Roughly 10,000 volunteer tutors teach adult learners to read and write at public libraries all over California. The supply of tutors isn’t enough to meet demand. Nearly 4,000 eager-to-learn California adults are wait-listed statewide, all wanting to read but stymied by a lack of volunteer tutors.
Magic happens when learners and tutors come together. There’s no other way to describe it. Learners’ lives are fundamentally and irrevocably changed by their increased literacy and the newfound realization of their potential as family leaders, workers and community members.
What’s also magical is how the lives of tutors change. Listen to Judi Cunha, a volunteer tutor from San Andreas:
“We don’t have a clue how graced we are to have some of the skills we have until we see people who don’t have those same skills. … To be able to share a skill with somebody. To be able to help a person get impassioned about their own life. There’s just nothing like it. There’s nothing like it in the world.”
Judi and other volunteer tutors share their experiences at CalReads.org.
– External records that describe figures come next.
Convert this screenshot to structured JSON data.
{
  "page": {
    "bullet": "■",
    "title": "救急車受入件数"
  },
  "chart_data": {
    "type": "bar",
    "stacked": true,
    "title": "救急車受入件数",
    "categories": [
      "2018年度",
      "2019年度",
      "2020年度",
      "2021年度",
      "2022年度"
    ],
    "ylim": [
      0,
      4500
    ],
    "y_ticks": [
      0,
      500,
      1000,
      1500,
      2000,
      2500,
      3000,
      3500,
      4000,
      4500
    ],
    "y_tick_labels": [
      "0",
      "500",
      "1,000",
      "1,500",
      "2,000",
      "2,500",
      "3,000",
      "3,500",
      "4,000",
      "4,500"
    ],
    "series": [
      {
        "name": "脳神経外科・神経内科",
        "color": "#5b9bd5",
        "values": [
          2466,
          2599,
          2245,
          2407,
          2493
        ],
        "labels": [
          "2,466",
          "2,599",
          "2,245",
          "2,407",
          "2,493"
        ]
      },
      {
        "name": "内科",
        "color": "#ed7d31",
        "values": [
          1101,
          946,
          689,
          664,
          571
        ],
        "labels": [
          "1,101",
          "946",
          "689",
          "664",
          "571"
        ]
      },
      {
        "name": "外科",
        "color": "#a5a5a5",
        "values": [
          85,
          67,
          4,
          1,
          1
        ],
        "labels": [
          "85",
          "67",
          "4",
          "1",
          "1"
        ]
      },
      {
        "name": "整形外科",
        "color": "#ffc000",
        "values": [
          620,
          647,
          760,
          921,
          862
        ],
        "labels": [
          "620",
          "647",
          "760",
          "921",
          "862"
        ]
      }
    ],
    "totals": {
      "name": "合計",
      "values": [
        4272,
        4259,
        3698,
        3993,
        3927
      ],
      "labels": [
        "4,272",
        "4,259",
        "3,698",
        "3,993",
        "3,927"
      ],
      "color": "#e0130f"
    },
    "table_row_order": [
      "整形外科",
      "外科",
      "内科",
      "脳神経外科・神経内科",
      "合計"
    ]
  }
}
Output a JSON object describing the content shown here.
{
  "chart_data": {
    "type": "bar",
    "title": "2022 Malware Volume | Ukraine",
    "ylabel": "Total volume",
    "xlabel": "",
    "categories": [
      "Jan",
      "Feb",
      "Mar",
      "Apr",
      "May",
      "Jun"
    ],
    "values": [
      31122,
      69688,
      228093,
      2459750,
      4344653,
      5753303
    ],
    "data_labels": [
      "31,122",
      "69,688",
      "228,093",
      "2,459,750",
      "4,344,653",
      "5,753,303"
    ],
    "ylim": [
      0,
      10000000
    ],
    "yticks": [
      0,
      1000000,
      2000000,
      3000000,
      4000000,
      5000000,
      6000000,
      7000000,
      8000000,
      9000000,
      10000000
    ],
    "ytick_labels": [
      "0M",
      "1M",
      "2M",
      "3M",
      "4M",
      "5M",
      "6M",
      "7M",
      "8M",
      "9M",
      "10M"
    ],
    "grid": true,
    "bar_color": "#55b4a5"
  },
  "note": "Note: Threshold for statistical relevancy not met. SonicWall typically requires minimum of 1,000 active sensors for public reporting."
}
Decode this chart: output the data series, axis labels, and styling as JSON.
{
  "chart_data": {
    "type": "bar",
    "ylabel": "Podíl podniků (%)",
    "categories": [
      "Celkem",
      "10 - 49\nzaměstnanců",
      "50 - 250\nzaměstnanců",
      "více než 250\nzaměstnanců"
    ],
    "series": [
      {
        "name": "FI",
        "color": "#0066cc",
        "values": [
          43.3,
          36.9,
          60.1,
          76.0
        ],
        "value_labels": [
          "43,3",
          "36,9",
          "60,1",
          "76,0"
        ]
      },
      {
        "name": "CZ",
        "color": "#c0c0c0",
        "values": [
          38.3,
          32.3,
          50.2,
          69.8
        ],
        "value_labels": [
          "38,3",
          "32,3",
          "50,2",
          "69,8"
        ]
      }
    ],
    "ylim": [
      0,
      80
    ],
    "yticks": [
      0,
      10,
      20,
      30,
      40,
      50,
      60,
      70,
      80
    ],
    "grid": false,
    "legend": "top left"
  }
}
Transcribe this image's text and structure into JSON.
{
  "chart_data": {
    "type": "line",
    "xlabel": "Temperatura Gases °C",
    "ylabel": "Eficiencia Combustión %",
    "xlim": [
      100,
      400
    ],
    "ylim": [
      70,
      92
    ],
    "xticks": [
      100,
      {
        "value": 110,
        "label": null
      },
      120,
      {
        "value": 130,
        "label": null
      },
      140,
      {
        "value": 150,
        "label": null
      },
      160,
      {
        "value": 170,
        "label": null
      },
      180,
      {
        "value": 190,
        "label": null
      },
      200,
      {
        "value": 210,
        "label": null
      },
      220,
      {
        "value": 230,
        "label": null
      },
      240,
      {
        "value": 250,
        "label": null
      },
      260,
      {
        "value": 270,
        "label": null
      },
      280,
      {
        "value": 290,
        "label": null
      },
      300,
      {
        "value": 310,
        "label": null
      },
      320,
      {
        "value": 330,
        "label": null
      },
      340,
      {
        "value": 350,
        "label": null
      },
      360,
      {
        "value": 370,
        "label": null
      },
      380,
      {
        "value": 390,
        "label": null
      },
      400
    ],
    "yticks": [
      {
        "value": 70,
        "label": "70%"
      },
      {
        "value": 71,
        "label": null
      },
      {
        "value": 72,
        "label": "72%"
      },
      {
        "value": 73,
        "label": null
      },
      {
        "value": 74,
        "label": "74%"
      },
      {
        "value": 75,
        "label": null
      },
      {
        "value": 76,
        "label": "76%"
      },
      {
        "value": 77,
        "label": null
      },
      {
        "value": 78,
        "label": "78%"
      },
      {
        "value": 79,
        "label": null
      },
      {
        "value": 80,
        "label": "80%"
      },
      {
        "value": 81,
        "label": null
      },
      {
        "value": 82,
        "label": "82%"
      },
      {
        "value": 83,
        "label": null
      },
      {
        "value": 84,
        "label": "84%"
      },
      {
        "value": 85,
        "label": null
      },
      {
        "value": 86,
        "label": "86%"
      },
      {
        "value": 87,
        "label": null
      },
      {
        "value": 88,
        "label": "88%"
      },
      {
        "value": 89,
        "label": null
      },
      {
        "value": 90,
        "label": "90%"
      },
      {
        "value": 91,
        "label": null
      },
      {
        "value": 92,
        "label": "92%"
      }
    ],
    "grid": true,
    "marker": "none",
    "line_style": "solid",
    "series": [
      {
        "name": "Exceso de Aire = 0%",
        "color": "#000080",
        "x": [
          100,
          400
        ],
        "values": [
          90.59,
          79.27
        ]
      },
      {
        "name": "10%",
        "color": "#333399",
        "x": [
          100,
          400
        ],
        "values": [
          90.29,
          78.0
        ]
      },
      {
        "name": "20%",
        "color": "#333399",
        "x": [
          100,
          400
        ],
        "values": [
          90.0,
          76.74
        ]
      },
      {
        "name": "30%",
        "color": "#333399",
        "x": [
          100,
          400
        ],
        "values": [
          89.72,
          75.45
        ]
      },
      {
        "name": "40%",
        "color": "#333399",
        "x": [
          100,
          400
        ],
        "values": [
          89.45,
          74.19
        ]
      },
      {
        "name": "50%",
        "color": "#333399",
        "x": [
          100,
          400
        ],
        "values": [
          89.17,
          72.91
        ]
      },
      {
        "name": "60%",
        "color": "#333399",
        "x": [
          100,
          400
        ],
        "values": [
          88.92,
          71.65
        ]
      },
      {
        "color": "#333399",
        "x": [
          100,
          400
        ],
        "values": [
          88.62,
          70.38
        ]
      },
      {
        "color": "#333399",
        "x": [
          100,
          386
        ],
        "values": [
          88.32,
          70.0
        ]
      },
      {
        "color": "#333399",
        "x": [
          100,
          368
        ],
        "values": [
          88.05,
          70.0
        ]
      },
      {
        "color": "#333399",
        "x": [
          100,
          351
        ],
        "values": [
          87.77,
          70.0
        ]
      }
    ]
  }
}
Better yet, create your own magic. Become a volunteer. It’s simple. Halfway through editing this piece, I stopped and called the public library in Sacramento where I live. Within a few minutes I was signed up for my initial training.
See firsthand how California’s public libraries change lives by changing someone’s life yourself. Give the gift of reading. And see how much you get back in return.

Greg Lucas is the California State Librarian.